Tuesday, August 8, 2017

How We Know #14: Overview

In Chapter 11 Binswanger presents an overview of the history of philosophy. It is a striking contract of two perspectives on percepts, concepts, and knowledge. The major characters for one perspective are Aristotle and Ayn Rand. The major characters for the other are Plato, Descartes, and Kant.

The root of the clash between Aristotle and Plato lies in their opposed views on a fundamental.”

Aristotelians uphold the primacy of perception over conception: perceptual awareness precedes, and supplies the base for conceptual awareness; concepts are abstractions from perceptual material.”

Platonists assert the opposite position – i.e., the primacy of concepts over perception. Platonists claim that some or all concepts are grasped by some unspecifiable, ineffable form of awareness of ”universals” dwelling in another “higher” reality.”

Only extreme Platonists hold that the existence of percepts depends on concepts.
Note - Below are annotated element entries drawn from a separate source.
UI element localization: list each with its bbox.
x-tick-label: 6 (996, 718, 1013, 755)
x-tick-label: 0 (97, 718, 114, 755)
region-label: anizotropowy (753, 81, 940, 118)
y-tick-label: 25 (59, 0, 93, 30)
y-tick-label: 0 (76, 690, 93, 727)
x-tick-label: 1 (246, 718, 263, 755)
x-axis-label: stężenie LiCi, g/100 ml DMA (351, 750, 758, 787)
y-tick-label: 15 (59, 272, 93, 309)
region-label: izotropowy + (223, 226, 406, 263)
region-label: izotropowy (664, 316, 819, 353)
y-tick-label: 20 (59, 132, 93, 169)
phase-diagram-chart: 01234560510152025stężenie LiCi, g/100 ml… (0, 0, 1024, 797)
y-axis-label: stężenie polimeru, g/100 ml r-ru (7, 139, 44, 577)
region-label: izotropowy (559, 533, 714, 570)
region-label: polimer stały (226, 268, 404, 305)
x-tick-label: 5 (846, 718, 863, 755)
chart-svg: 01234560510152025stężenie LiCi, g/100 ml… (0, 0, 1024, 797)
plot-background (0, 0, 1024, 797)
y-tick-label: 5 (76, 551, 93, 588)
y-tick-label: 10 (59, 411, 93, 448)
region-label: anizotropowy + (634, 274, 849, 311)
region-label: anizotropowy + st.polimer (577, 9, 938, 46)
E.g., Kant claims that perception is shaped by “categories of the intuition,” and in contemporary jargon, perception is theory-laden.” The result in either case is viewing perception as distorted, biased, “merely relative to us,” or not of “things as they are in themselves.”

The primacy of perception leads to a wider point: knowledge is essentially “bottom-up,” not “top-down.” Conceptual knowledge is acquired by building up from perceptual data.”

A later section, The Kantian Reversal, critiques the ideas of Immanuel Kant. “Kant reversed a crucial distinction, between the what and the how – between what one knows and how one knows it. Kant turns the means of awareness into the only objects of awareness” (385).

Chapter 11 is the last chapter, so this probably is my last post on How We Know.